I think the error causing restart is

—> System.TimeoutException: A timeout occurred after 30000ms selecting a server using CompositeServerSelector{ Selectors = WritableServerSelector, LatencyLimitingServerSelector{ AllowedLatencyRange = 00:00:00.0150000 } }. Client view of cluster state is { ClusterId : “1”, Type : “ReplicaSet”, State : “Connected”, Servers : [{ ServerId: “{ ClusterId : 1, EndPoint : “Unspecified/mongodb-dev-0.mongodb-dev-headless.dev:27017” }”, EndPoint: “Unspecified/mongodb-dev-0.mongodb-dev-headless.dev:27017”, ReasonChanged: “Heartbeat”, State: “Disconnected”, ServerVersion: , TopologyVersion: , Type: “Unknown”, HeartbeatException: “MongoDB.Driver.MongoConnectionException: An exception occurred while opening a connection to the server.
—> System.Net.Sockets.SocketException (113): No route to host
at System.Net.Sockets.Socket.AwaitableSocketAsyncEventArgs.ThrowException(SocketError error, CancellationToken cancellationToken)
at System.Net.Sockets.Socket.AwaitableSocketAsyncEventArgs.System.Threading.Tasks.Sources.IValueTaskSource.GetResult(Int16 token)
at System.Threading.Tasks.ValueTask.ValueTaskSourceAsTask.<>c.<.cctor>b__4_0(Object state)
— End of stack trace from previous location —
at MongoDB.Driver.Core.Connections.TcpStreamFactory.ConnectAsync(Socket socket, EndPoint endPoint, CancellationToken cancellationToken)
at MongoDB.Driver.Core.Connections.TcpStreamFactory.CreateStreamAsync(EndPoint endPoint, CancellationToken cancellationToken)
at MongoDB.Driver.Core.Connections.BinaryConnection.OpenHelperAsync(CancellationToken cancellationToken)
— End of inner exception stack trace —
at MongoDB.Driver.Core.Connections.BinaryConnection.OpenHelperAsync(CancellationToken cancellationToken)
at MongoDB.Driver.Core.Servers.ServerMonitor.InitializeConnectionAsync(CancellationToken cancellationToken)
at MongoDB.Driver.Core.Servers.ServerMonitor.HeartbeatAsync(CancellationToken cancellationToken)”, LastHeartbeatTimestamp: “2021-07-22T20:05:23.3040656Z”, LastUpdateTimestamp: “2021-07-22T20:05:23.3040658Z” }, { ServerId: “{ ClusterId : 1, EndPoint : “Unspecified/mongodb-dev-0.mongodb-dev-headless.dev.svc.cluster.local:27017” }”, EndPoint: “Unspecified/mongodb-dev-0.mongodb-dev-headless.dev.svc.cluster.local:27017”, ReasonChanged: “Heartbeat”, State: “Disconnected”, ServerVersion: , TopologyVersion: , Type: “Unknown”, HeartbeatException: "MongoDB.Driver.MongoConnectionException: An exception occurred while opening a connection to the server.
—> System.Net.Sockets.SocketException (113): No route to host
at System.Net.Sockets.Socket.AwaitableSocketAsyncEventArgs.ThrowException(SocketError error, CancellationToken cancellationToken)
at System.Net.Sockets.Socket.AwaitableSocketAsyncEventArgs.System.Threading.Tasks.Sources.IValueTaskSource.GetResult(Int16 token)
at System.Threading.Tasks.ValueTask.ValueTaskSourceAsTask.<>c.<.cctor>b__4_0(Object state)

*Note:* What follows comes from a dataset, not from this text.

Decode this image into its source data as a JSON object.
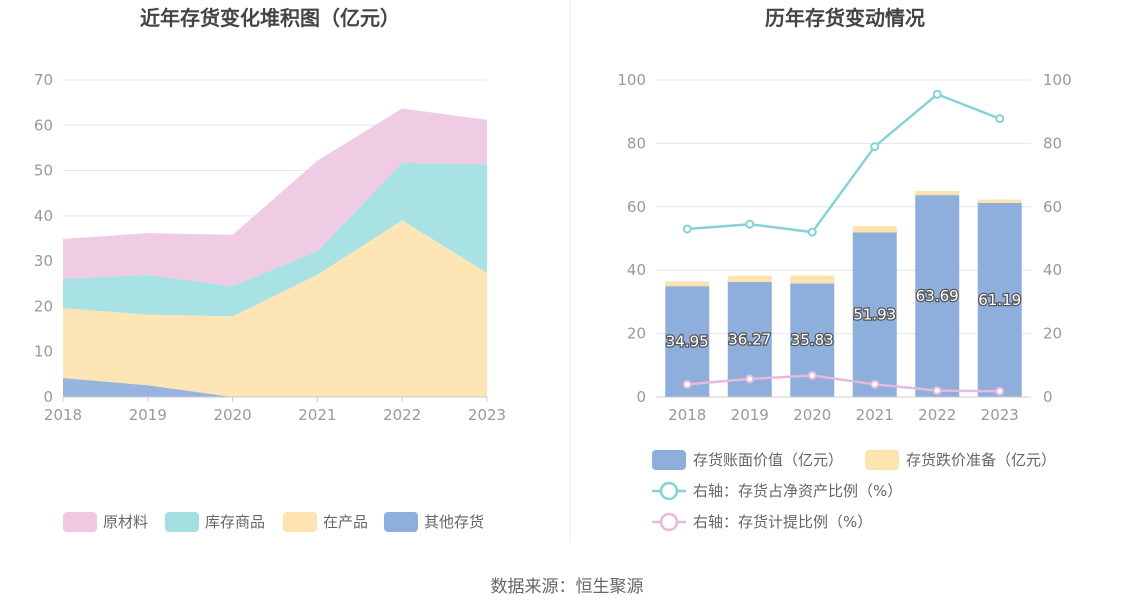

Sebastian · July 22, 2021, 8:52pm

I think it does not matter.

I think when you see this error the process does not even start. So it starts the pod, tries to connect for 30sec and then crashs. Perhaps it is just wrong connection string or you have to whitelist your IP addresses or something like that.

How do you host MongoDB?

Sam-Lin-MillersLab · July 22, 2021, 9:16pm

no I don’t think CachingKeysMiddleware part matter. It is just a general question.

MongoDB is on the same K8S cluster by using bitnami chart.

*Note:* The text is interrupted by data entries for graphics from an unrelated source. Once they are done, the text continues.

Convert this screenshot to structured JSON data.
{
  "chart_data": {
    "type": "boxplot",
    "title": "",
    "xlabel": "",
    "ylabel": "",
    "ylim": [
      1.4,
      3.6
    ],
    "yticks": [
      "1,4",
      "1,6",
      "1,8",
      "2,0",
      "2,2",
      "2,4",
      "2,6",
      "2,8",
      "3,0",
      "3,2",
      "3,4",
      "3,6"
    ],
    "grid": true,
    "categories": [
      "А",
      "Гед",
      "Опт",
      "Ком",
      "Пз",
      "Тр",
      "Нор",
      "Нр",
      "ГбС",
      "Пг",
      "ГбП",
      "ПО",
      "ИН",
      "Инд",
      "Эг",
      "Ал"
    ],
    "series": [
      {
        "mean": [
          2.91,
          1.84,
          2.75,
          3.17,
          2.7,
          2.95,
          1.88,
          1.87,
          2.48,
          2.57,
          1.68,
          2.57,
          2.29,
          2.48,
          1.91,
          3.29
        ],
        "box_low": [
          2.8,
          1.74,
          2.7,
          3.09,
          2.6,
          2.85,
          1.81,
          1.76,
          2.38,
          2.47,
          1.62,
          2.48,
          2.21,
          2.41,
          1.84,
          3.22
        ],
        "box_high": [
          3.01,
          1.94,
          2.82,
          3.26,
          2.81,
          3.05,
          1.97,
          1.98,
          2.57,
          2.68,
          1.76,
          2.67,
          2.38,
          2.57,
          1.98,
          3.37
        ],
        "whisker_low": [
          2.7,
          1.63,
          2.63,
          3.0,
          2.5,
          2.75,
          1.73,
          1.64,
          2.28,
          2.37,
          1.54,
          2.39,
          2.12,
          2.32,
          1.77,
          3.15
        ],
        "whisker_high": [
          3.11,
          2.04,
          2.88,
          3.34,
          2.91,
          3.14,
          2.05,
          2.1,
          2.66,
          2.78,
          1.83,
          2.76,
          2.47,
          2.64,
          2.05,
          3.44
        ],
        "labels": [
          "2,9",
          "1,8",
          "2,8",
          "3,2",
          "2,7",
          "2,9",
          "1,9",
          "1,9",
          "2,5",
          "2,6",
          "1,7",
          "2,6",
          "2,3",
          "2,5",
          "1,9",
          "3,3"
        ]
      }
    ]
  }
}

Here is the connection string

mongodb://username:password@mongodb-dev-0.mongodb-dev-headless.dev,mongodb-dev-1.mongodb-dev-headless.dev:27017

Maybe I should add port to both and add /?replicaSet=mongodb-dev in the end

update

Changing connection string doesn’t seem to help.
It is odd that it is always one pod keeps restarting.

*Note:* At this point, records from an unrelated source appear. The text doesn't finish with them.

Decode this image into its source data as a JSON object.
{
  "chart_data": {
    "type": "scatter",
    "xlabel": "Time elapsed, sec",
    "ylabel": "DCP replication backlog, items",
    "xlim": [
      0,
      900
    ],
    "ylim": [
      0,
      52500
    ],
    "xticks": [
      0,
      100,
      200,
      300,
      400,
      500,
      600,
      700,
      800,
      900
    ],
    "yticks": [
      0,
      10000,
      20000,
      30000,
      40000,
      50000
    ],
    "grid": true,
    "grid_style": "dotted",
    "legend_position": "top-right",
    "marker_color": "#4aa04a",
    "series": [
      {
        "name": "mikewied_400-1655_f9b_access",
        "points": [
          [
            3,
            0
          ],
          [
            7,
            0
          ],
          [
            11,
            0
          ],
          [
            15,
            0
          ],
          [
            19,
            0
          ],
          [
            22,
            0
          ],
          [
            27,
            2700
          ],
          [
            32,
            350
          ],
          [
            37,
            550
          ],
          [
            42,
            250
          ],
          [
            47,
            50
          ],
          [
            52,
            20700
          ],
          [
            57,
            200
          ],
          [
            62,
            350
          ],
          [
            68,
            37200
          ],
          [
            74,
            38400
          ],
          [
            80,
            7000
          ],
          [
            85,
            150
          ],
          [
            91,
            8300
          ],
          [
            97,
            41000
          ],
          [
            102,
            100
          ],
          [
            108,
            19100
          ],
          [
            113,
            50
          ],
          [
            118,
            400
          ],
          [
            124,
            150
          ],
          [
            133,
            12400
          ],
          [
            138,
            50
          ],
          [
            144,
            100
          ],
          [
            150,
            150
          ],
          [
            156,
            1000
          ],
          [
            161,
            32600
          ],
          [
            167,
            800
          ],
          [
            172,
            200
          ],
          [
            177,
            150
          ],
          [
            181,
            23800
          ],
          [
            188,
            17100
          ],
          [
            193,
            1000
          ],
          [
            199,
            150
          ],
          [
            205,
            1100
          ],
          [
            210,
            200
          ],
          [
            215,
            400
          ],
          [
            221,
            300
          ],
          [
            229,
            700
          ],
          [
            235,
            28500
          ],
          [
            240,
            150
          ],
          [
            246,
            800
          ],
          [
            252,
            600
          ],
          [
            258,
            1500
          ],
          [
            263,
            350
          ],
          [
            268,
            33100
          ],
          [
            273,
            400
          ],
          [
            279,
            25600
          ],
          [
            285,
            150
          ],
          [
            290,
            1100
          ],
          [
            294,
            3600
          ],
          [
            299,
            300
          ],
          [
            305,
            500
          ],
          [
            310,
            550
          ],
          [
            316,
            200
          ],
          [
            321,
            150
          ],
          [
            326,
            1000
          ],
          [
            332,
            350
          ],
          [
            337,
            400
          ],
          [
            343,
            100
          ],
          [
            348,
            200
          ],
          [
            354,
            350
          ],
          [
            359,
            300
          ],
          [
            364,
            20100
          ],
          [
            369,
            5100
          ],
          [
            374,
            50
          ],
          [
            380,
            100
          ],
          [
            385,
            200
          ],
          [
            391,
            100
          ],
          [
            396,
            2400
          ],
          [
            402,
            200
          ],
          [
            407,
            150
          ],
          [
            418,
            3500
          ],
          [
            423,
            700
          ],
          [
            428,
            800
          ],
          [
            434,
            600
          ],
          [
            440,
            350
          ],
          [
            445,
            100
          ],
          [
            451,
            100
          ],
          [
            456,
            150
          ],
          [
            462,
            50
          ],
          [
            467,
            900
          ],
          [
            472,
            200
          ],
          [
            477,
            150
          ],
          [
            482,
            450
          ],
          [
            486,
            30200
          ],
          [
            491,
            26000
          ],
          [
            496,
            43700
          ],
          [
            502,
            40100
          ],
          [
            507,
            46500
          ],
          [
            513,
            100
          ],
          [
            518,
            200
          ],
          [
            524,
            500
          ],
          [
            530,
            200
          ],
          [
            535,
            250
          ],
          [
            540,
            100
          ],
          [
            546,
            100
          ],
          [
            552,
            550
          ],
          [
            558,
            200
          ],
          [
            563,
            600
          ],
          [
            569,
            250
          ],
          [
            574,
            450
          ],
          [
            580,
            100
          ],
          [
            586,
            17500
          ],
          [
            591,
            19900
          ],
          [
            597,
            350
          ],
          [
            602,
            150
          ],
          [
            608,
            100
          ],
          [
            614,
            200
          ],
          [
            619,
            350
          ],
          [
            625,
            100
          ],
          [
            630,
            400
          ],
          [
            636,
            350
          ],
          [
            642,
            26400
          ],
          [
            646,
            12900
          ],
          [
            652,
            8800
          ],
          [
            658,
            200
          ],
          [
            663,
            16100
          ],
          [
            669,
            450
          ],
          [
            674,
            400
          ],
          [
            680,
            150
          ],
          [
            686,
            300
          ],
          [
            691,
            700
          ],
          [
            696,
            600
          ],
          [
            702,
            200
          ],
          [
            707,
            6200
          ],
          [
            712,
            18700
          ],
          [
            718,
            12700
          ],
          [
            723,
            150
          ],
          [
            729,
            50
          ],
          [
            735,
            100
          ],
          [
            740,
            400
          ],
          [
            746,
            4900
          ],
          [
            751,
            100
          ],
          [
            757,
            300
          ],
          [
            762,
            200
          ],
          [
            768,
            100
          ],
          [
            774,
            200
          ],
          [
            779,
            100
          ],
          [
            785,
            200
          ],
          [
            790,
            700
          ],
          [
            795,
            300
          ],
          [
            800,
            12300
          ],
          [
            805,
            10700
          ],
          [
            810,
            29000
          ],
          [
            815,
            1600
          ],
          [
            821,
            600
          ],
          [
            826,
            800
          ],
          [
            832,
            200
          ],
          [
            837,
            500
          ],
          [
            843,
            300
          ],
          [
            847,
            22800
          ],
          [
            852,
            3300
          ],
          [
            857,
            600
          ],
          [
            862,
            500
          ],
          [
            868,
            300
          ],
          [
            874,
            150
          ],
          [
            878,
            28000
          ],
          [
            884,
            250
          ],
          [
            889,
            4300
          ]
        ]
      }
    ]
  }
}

And it seems like it is always causing by

“MongoDb connection failed to connect to database CMS.”

Sam-Lin-MillersLab · July 23, 2021, 4:11am

I think it is somehow my MongoDB causing this issue. I used a different setup and everything seems fine.

Sam-Lin-MillersLab · July 23, 2021, 6:27am

However, I perform some load testing. 200 VU 300s and it throws lots of errors.

I wonder if you have any recommendation on resource requirement?

Like how many CPU and Memory?

I have 2cpu and 1G memory. 5 instances

Sebastian · July 23, 2021, 7:14am

1 CPU is usually a virtualized CPU, so 2 CPUs = 1 normal CPU. I would have at least 4 vCPUs + 4GB per instance.